The former CIO for Oregon’s troubled health care insurance website is alleging that state officials engaged in a “substantial cover-up” meant to deflect blame away from themselves and onto herself and the project’s contractor, Oracle.
Carolyn Lawson, who was forced to resign in December, this week filed a tort claim notice, which is a required precursor to filing a lawsuit against the state.
Lawson oversaw the initial development of Cover Oregon, the state-level exchange created in connection with President Barack Obama’s national health care policy reforms. The site was supposed to go live Oct. 1 but has been racked with problems, with no clear resolution to all its issues in sight.
The letter names a number of potential defendants, including Tina Edlund, acting director of the Oregon Health Authority; former OHA communications director Patty Wentz; acting Cover Oregon director Dr. Bruce Goldberg; and ex-Cover Oregon director Howard King.
Cover Oregon’s failed launch has resulted in an “intense and prolonged” public and political firestorm, the tort claim notice letter states. Those officials and others “responded to the criticism by organizing, encouraging, allowing, tolerating and/or engaging in a substantial cover-up” meant to protect “selected individuals” while “unfairly and untruthfully pointing the finger at others,” including Lawson, adds the letter, which was obtained by the Oregonian newspaper.
Lawson became CIO at the OHA in July 2011. After the failed launch, Wentz told her to “refrain from telling the ‘real story’” in public, as well as make false and misleading statements, according to the letter.
Although Lawson expressed discomfort at doing such things and asked for the opportunity to publicly share what she believed were the reasons for the site’s problems, the potential defendants instead “privately threatened and publicly scapegoated” Lawson before ultimately firing her, the letter claims.
The alleged cover-up was based on two contentions, according to the letter. One was that due to mismanagement by Lawson, in May 2013 OHA failed to deliver a properly working health site to Cover Oregon staffers, who were “shocked” by the state of the project. The second was that Oracle, the primary systems integrator on the implementation, had “committed serious and fatal blunders in its work,” according to Lawson’s letter.
But in fact, Cover Oregon officials had been “heavily involved” in the project since at least June 2012, and their “inability to articulate clear business requirements” and “provide effective leadership rank among the easily provable reasons why the project failed,” it adds.
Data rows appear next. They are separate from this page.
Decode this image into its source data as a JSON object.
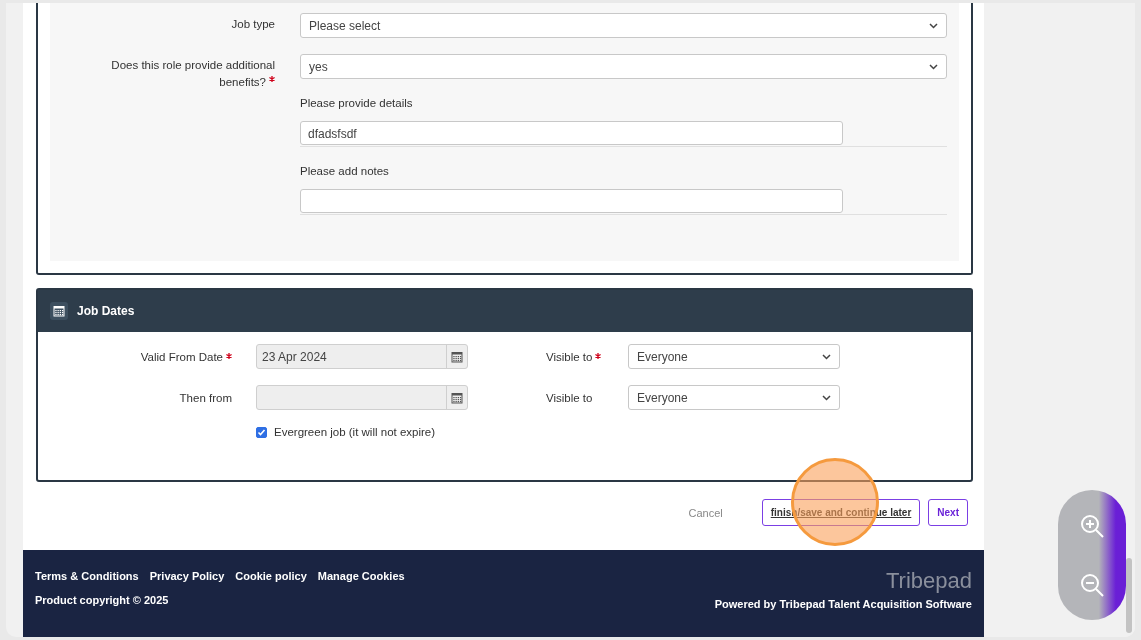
{
  "benefits_section": {
    "fields": [
      {
        "kind": "select",
        "label": "Job type",
        "required": false,
        "value": "Please select"
      },
      {
        "kind": "select",
        "label": "Does this role provide additional benefits?",
        "required": true,
        "value": "yes",
        "subfields": [
          {
            "label": "Please provide details",
            "value": "dfadsfsdf"
          },
          {
            "label": "Please add notes"
          }
        ]
      }
    ]
  },
  "job_dates": {
    "title": "Job Dates",
    "rows": [
      {
        "date_label": "Valid From Date",
        "required": true,
        "date_value": "23 Apr 2024",
        "visibility_label": "Visible to",
        "visibility_required": true,
        "visibility_value": "Everyone"
      },
      {
        "date_label": "Then from",
        "required": false,
        "visibility_label": "Visible to",
        "visibility_required": false,
        "visibility_value": "Everyone"
      }
    ],
    "evergreen": {
      "label": "Evergreen job (it will not expire)",
      "checked": true
    }
  },
  "actions": [
    {
      "kind": "plain",
      "label": "Cancel"
    },
    {
      "kind": "link",
      "label": "finish/save and continue later"
    },
    {
      "kind": "primary",
      "label": "Next"
    }
  ],
  "footer": {
    "links": [
      "Terms & Conditions",
      "Privacy Policy",
      "Cookie policy",
      "Manage Cookies"
    ],
    "copyright": "Product copyright © 2025",
    "brand": "Tribepad",
    "powered_by": "Powered by Tribepad Talent Acquisition Software"
  }
}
Evidence suggests that Lawson was terminated because she wasn’t comfortable adhering to the “talking points” Wentz gave her, according to the letter.
At one point, Wentz used threatening language toward Lawson, it adds.
“Somebody has to be held to blame for this,” Wentz allegedly told Lawson. “It’s going to be [King], or it’s going to be Oracle, or it’s going to be you. We want it to be Oracle, but it can be you if you want.”
As a result of her experience, Lawson “has suffered grievous financial, reputational and emotional injury” and is entitled to damages, the letter states.
Wentz didn’t respond to a request for comment Tuesday. Spokeswomen for Oracle and Cover Oregon declined comment.
If Lawson files a lawsuit, it may not be the only one. Oregon officials are withholding US$25.6 million of some $69.5 million Oracle says it is owed for work done on the project, and are also reserving their right to sue the vendor.
A scathing investigative report recently conducted by the federal Centers for Medicare and Medicaid Services put blame on both Oracle and Cover Oregon officials for the project’s woes.